Posted March 19, 2010 at 5:34pm

Virgin Islands Gov. John deJongh (D) made a house call to Washington, D.C., last week, appearing before a Congressional panel to testify on a proposed constitution for his tiny island territory. But these days, it’s the Virgin Islands’ ongoing Bacardi-Captain Morgan “rum war” with neighboring Puerto Rico that is keeping tensions high on Capitol Hill.

In an interview Thursday, deJongh said he continues to enlist the support of the Congressional Black Caucus to thwart attempts by Congressional Hispanic Caucus-backed Puerto Rico to disrupt a deal between deJongh’s territory and Captain Morgan’s distributor, Diageo.

On Thursday, deJongh criticized the Congressional Hispanic Caucus for taking sides in his government’s $2.7 billion subsidy to the United Kingdom-based Diageo, which is opening a manufacturing plant in the Virgin Islands and ending a long-standing relationship with rum-makers in Puerto Rico, home to Bacardi. He said he did not discuss the dispute with Members during his four-day trip, but he added that “it’s a discussion that we’ll continue to have.”
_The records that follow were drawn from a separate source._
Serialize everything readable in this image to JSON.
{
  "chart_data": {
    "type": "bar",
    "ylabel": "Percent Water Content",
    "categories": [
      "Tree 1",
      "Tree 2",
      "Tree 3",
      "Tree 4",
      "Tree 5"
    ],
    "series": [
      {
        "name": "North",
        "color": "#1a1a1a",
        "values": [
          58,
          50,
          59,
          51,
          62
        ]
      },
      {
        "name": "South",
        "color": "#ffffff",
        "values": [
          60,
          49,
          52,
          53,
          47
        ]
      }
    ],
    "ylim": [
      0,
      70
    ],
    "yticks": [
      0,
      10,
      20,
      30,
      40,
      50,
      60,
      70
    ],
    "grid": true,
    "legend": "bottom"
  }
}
“I didn’t have an opportunity on this particular trip, primarily because the dominant issue is the constitution,” deJongh said. “But that’s a discussion that we’ll have to continue to have — why these rum agreements are in the best interests of the Virgin Islands.”

A CBC spokesman did not respond to a request for comment on the Bacardi-Diageo dispute. A spokesman for CHC Chairwoman Nydia Velázquez (D-N.Y.) said deJongh “is allowed his opinion on this.”

“We will just have to agree to disagree,” the spokesman said in an e-mail.

DeJongh also is blaming Puerto Rican officials for exerting excessive pressure on Members in Washington and proposing legislation that would effectively scuttle the Virgin Islands’ deal with Captain Morgan. Since 1917, territorial governments have been eligible to collect taxes on rum exports that are then used to subsidized domestic rum production.

According to estimates used by the Congressional Research Service, Puerto Rico kicks back roughly 6 percent of its rum proceeds to producers, while Diageo’s deal would amount to 45 percent. Those proceeds are part of a rum cover-over program.

“What’s difficult is dealing with the scorched-earth strategy of Puerto Rico. They’re willing to kill the [subsidy] program if they’re not successful with the deal,” deJongh said. “They seem to have taken the posture that they don’t care, they just want to make sure that the companies don’t come to the Virgin Islands.”

“At the end of the day, they’ve developed a strategy to let the program go, and in addition to that, they’ve decided to coalesce all of the Hispanic legislators to back their cause,” he added. “That’s what we’re fighting.”

A spokeswoman for the Puerto Rico Federal Affairs Administration defended legislation that would cap the cover-over money.

“The Virgin Islands’ proposed, excessive deals are what’s threatening the program. Our purpose is to shine more light on these agreements, which are undoubtedly a good deal for the two rum companies, but a bad deal for U.S. taxpayers and government services for citizens in both territories,” PRFAA spokeswoman Sarah Echols wrote in an e-mail.

The legislation, which is sponsored by Puerto Rico Resident Commissioner Pedro Pierluisi (D), has attracted non-CHC Members, including Reps. Aaron Schock (R-Ill.), Darrell Issa (R-Calif.) and Don Young (R-Alaska).

DeJongh is warning lawmakers that if a proposal is enacted to cap cover-over rum subsidies at 10 percent — and Diageo moves its rum-making facilities out of the country to, say, Guatemala — he will soon be knocking on their doors in search of a financial bailout for the Virgin Islands’ 100,000 residents.

“The CBC has been willing to help us,” he said. “They see the value of the deal. They see that without this deal we’ll just come back to Washington and not lobby for programs, but lobby for financial solvency.”